Gender inequality is a crucial cause of children’s early childhood development. In many communities, gender inequality is one important root cause of children’s poor development in the early years. Gender discrimination is to blame for the finite sovereignty and the refusal of rights to health care and corporeal integrity: when infants and kids endure deficient cognitive and somatic health, it negatively influences children’s survival, growth, and development. Although this is not as common in the United States, it is certainly still an issue. Children and parents should not have to worry about whether or not they will have access to basic human rights.
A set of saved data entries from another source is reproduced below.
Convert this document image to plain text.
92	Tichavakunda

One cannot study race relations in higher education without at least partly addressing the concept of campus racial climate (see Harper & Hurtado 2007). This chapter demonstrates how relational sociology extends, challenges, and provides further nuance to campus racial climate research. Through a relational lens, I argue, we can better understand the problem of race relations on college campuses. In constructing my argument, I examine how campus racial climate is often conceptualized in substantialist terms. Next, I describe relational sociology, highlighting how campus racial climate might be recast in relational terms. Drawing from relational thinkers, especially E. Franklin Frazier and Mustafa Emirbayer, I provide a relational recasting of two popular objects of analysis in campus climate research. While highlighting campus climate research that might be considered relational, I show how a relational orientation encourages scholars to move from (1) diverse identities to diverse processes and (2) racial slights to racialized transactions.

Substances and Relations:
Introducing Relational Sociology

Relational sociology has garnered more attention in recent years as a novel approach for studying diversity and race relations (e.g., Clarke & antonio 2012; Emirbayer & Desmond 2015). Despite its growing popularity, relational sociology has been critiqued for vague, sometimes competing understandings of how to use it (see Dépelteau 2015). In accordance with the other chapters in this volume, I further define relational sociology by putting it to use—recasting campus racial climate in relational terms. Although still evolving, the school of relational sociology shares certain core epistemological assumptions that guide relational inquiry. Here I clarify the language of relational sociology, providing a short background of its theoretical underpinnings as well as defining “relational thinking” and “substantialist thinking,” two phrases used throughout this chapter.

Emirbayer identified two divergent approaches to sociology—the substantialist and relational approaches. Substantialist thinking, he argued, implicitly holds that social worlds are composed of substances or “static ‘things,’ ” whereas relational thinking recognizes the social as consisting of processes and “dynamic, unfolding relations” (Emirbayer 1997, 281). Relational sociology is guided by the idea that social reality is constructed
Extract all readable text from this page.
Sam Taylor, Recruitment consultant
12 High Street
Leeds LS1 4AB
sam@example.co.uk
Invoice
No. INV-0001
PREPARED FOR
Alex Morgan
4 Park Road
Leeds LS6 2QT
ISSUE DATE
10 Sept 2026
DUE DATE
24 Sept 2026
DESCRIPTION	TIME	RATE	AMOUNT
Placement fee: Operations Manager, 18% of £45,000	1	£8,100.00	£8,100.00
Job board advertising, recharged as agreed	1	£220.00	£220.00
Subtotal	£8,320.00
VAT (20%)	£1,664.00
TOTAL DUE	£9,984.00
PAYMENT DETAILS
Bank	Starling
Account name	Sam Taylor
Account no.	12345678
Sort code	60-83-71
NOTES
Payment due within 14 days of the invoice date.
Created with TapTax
Studies show that children as young as a few months old are exposed to sexism and discrimination. Even if they cannot comprehend it, they are constantly learning. If babies are in an environment with immense inequality, it will severely impact their views on life. The cognitive fabrication of gender schema is essential, but perspective, ethics, and effective covalence attached to gender awareness are also a critical piece of the information from which children build their gender views. As part of an analysis of opinion on schooling, children in their first year of middle school were given thorough interviews about their exposure to discrimination at school. From these interviews appeared some distinctly and invariably held beliefs about professors’ and students’ attitudes towards genderized discrimination. While students didn’t believe that the problems were of the highest importance, and did not endure severe forms of discrimination, they were all worried about the ‘unfair’ treatment. Both males and females felt that the others were treated unfairly. Although, the children also felt that certain types of discrimination were unavoidable, given the reputation of genderized behavior.